Foods can also bring on attacks. Citrus and whole wheat can be a problem, especially when combined with food dyes and sulfite additives. It’s not uncommon for kids with allergies and asthma to have a tendency to get dehydrated, so parents need to make sure they drink lots of fluids.

As far as keeping inflammation in check, essential fatty acids, which are found in evening primrose oil, borage oil, and fish oil, are very effective. You can get all these in supplement form; read the label to figure out the age-appropriate dosage for your child. (If there’s no specific dose information on the label, phone the manufacturer to get it.) With fish oils, make sure to choose a brand that’s certified as “molecularly distilled,” which is less likely to be contaminated with mercury.

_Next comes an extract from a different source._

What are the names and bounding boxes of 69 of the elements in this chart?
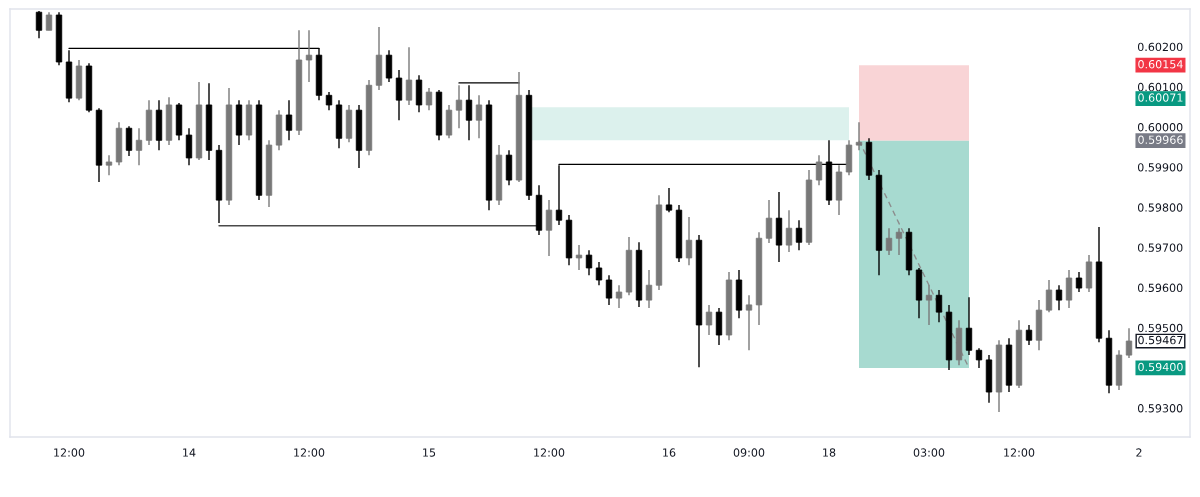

Supplementing with magnesium, which dilates the bronchial tubes, can be helpful, too. The downside is that too much magnesium causes a loose stool, so you have to monitor the child carefully. Try giving 100 milligrams three or four times a week for three months. All these natural medicines work best if you rotate them. Try something for a month, see how it affects your child, then try something else.

You might also want to consider your child’s emotional state, since childhood asthma often comes along with emotional trauma. Homeopathic remedies can be helpful with this end of things, but I’d recommend a visit with a homeopath, who can tailor the remedy specifically to the child’s needs.

Another option, which many kids don’t get nearly enough of these days, is regular exercise. Swimming is especially good for kids with allergies and asthma, since the moisture keeps their air passages from drying out, and in time their lungs get stronger. Outdoor pools are best, because the chlorine is better ventilated. (If a child is allergic to chlorine, of course, you’re better off giving swimming a pass.)